The BG targets for ITT in the positive study by Vlasselaers et al11 were lower than those undertaken by the other three groups.15 16 18 Nonetheless, this lower BG range that resulted in decreased morbidity and mortality also significantly increased the risk for hypoglycemia compared with subsequent trials.11 Severe hypoglycemia potentially adds risk. Furthermore, the actual separation in BG averages between treatment groups achieved by the trials (Table 2) is different and might largely explain why the results are not consistent.

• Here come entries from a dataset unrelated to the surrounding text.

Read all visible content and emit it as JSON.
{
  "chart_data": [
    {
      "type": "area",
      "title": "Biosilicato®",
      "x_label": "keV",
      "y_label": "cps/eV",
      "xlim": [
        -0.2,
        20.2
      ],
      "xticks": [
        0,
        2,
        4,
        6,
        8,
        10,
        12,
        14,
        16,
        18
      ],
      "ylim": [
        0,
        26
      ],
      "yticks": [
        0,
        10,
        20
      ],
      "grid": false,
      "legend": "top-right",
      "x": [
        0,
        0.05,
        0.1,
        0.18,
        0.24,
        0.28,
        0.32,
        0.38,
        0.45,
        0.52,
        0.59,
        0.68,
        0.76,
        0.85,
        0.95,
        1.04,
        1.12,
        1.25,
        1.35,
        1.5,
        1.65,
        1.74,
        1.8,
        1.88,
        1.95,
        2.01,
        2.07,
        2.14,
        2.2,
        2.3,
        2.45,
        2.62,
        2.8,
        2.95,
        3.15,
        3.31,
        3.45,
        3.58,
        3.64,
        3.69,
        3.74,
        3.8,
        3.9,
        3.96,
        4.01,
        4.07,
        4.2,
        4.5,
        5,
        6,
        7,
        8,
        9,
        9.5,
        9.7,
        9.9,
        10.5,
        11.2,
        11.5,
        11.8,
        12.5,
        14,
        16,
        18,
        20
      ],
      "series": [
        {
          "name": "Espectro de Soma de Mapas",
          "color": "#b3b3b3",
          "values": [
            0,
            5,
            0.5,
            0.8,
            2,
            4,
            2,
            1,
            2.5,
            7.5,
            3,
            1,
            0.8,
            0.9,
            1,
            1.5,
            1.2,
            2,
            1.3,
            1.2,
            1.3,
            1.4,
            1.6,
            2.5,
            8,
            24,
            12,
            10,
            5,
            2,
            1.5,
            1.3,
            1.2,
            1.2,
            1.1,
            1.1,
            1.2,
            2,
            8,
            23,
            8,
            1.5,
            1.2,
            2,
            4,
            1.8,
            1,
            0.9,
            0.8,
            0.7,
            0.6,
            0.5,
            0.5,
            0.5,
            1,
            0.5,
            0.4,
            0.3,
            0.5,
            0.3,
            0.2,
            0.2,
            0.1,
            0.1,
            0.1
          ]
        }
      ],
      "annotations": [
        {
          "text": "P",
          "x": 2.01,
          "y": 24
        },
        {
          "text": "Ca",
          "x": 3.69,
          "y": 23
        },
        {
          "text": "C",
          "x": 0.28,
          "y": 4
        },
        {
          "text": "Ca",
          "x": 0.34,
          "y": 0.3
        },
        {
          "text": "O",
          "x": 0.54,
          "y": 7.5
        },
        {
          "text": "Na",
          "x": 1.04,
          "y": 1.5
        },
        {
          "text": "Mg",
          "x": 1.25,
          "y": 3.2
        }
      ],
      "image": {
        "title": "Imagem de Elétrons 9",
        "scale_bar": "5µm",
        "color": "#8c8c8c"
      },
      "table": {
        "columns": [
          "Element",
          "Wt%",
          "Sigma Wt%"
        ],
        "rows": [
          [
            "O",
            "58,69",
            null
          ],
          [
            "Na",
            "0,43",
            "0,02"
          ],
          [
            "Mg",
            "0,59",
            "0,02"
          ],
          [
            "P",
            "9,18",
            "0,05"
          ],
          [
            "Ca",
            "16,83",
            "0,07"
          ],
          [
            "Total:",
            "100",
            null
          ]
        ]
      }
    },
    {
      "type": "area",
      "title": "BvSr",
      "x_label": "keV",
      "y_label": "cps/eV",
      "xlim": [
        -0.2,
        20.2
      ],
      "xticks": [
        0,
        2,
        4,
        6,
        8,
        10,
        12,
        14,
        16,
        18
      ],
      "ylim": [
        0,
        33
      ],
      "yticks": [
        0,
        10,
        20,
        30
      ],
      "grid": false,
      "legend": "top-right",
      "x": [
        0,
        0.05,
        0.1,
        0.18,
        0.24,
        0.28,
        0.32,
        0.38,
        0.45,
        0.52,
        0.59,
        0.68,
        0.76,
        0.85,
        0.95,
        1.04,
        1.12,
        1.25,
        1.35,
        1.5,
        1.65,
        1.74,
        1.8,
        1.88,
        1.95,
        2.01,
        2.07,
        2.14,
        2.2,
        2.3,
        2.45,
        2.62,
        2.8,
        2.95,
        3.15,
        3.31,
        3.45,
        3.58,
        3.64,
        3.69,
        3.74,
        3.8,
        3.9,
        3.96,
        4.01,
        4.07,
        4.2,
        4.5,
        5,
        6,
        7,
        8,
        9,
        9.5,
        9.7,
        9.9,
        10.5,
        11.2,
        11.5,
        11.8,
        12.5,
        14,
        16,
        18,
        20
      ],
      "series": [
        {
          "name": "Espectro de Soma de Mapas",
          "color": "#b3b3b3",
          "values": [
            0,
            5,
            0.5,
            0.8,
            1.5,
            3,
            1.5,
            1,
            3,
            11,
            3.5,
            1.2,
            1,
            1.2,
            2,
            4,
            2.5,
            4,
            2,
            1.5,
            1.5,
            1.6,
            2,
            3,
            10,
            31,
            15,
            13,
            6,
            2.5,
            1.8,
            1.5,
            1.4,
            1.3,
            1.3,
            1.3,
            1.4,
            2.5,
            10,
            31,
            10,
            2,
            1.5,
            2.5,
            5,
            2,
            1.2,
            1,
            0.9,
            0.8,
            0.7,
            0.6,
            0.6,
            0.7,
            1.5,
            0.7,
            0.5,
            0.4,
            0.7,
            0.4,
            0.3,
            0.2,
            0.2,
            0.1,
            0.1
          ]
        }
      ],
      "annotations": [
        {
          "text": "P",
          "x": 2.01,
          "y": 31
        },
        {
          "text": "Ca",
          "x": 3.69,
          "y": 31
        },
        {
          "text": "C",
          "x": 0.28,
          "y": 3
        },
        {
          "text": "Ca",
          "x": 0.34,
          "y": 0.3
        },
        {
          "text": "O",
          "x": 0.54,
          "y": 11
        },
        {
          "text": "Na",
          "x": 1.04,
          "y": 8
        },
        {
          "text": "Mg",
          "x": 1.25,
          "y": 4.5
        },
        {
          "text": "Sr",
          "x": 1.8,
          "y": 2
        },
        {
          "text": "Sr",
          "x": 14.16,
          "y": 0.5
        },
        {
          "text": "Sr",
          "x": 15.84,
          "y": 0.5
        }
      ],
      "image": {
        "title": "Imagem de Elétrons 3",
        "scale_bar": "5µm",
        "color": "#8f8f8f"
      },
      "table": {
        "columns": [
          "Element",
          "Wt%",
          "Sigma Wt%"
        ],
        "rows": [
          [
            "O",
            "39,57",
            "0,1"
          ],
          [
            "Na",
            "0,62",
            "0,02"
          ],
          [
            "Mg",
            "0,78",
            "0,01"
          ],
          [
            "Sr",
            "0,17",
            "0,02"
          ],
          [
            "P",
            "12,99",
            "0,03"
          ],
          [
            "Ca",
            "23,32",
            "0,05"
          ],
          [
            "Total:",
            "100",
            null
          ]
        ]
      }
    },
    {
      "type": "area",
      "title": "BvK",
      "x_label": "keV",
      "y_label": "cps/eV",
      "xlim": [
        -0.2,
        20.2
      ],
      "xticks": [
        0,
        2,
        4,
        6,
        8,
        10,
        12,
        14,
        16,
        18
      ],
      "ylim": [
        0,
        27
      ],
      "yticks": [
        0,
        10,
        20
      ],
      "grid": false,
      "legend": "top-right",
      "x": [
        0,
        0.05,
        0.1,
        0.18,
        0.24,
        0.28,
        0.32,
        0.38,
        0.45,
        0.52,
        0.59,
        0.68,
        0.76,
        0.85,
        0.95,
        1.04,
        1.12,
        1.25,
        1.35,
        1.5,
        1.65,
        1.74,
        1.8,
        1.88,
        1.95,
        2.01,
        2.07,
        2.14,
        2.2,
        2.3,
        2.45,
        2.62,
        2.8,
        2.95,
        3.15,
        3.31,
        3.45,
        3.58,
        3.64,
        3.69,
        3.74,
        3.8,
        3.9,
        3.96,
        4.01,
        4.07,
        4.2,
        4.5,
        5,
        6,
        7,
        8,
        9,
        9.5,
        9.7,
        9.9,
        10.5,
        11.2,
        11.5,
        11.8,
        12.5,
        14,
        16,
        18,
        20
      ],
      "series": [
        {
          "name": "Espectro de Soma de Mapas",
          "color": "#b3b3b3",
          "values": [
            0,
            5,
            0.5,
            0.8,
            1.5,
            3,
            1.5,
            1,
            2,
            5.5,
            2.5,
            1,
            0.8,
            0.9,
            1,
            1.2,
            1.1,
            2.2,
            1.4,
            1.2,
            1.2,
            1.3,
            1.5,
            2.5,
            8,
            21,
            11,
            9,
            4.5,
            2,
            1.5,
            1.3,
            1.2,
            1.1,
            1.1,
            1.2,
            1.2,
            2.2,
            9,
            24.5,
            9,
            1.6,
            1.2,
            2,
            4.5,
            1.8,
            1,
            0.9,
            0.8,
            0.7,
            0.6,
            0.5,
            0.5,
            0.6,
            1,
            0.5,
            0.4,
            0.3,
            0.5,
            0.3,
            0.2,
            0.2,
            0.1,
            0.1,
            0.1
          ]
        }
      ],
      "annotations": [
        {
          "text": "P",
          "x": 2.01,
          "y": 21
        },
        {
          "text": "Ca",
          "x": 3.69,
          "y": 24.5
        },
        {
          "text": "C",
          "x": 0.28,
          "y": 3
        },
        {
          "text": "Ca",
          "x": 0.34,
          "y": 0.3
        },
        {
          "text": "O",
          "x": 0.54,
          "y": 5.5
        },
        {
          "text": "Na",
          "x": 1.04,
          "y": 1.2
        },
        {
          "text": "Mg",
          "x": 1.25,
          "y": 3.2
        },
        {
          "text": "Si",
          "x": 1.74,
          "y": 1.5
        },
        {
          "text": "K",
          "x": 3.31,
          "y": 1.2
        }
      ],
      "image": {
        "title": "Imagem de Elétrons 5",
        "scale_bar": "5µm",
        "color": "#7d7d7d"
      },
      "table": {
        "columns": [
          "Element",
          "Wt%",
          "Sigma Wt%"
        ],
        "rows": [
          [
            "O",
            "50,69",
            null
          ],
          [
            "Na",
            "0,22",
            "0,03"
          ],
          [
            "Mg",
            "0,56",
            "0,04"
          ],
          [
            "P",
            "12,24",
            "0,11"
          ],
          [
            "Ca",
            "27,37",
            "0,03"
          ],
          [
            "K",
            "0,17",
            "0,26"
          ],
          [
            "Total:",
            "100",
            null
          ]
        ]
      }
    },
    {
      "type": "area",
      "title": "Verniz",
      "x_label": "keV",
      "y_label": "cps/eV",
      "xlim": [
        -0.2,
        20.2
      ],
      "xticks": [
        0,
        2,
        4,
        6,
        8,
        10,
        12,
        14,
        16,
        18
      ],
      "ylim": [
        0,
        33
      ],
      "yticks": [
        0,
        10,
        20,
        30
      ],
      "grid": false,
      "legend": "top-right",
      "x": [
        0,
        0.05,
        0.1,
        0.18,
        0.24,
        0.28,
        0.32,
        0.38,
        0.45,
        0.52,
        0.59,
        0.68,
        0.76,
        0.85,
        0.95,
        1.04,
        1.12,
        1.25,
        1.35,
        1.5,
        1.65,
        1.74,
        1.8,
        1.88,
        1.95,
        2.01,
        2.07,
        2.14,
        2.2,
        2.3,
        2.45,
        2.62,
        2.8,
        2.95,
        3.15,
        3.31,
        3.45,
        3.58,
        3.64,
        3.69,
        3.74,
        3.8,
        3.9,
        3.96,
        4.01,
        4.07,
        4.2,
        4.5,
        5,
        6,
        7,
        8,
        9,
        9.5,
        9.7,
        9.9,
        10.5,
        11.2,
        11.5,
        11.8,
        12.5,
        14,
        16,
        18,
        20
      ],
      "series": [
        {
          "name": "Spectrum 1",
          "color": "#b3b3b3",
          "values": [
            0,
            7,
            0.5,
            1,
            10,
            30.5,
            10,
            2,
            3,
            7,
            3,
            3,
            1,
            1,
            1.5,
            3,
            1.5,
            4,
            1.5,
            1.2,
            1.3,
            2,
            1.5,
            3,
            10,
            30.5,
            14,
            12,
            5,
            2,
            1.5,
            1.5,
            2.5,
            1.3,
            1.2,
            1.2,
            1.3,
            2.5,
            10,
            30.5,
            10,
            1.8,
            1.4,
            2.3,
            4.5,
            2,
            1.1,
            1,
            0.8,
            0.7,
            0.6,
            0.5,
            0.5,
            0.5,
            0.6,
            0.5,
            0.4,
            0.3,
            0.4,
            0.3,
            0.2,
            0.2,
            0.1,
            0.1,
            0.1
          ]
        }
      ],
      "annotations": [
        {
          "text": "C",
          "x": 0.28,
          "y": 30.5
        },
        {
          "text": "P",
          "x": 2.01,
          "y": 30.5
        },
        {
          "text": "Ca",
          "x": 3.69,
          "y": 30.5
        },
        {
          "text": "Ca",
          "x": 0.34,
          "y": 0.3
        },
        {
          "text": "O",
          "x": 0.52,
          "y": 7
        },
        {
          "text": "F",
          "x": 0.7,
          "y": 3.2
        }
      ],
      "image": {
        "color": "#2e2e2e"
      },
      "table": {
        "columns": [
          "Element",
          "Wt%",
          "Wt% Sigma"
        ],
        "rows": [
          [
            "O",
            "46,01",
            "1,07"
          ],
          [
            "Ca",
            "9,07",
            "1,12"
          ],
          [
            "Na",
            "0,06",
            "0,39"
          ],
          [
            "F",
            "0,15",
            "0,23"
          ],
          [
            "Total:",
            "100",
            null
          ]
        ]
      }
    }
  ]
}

Risks of Hypoglycemia in the Developing Brain

Both hyperglycemia and hypoglycemia have been associated with deleterious effects on brain development and future cognitive performance.21 22 23 24 This is one of the reasons why the increased risk of hypoglycemia is the most significant barrier to TGC. The rate of hypoglycemia has been consistently higher in TGC groups in clinical trials largely because the BG targets and achieved glucose concentrations are lower than standard care. The high rate of hypoglycemia in about a quarter of patients in the TGC groups was only ameliorated in the SPECS trial where TGC was aided by a computerized insulin-dosing algorithm and continuous glucose monitoring.16 20

Whether the benefit of TGC justifies the added risk of hypoglycemia has been also studied. The control of hyperglycaemia in paediatric intensive care (CHiP) study led by Macrae et al found an association of hypoglycemia with higher mortality in the subgroup of cardiac surgery patients that was not evident in the other trials.18 Pediatric practitioners are also highly concerned about the potential effect of hypoglycemia on the developing brain. Variable patterns of brain injury have been seen in association with symptomatic hypoglycemia in young children, going from diffuse white matter injury to basal ganglia/thalamic abnormalities and cortical lesions, where the extent of injury correlates with the degree of neurodevelopmental impairment.24 To this end, Vlasselaers et al followed their patients for 4 years after the study intervention and found no differences in neurodevelopmental testing, including intelligence, visual-motor integration, or memory, between patients treated with TGC versus those in standard care.25 In this study, TGC appeared to improve motor coordination and cognitive flexibility. The lack of harm was attributed to the reduction in glycemic variability and presumed brevity of periods of hypoglycemia, although no continuous glucose monitoring was performed.25 This is supported by previous studies of hypoglycemic neonates where early transient hypoglycemia not associated with seizures resulted in normal or only mildly abnormal neurocognitive development in infancy, whereas infants who had prolonged or severe hypoglycemia had worse outcomes.24 The neurodevelopmental follow-up data for the SPECS trial suggest that while there was no difference between treatment groups, there was a statistically significant decrement in Bayley Development score among those with moderate or severe hypoglycemia when compared with those with mild or no hypoglycemic events (composite Bayley-III [2006] scores for cognitive development: 95.0 ± 10.7 vs. 104.7 ± 11.5; p = 0.02, language 86.5 ± 16.5 vs. 97.7 ± 11.6; p = 0.009, and motor development 82.4 ± 14.4 vs. 92.8 ± 13.3; p = 0.03).26

In conclusion, the risks of severe hypoglycemia in pediatric patients are not negligible. However, because standard treatment of hyperglycemia in the ICU also incurs risks, the benefits of TGC in critically ill pediatric patients can only be weighed against these if TGC can be conducted in a standardized manner that lowers the risk of hypoglycemia to a minimum; a goal that has been proven to be feasible. Furthermore, the variability in the results of well-designed RCTs proves that recommendations cannot be generalized to all critically ill pediatric patients who develop hyperglycemia and rather that we will have to develop condition-specific recommendations that will need to be informed by ongoing studies that include a larger, more generalizable sample of hyperglycemic, noncardiac surgery, critically ill patients.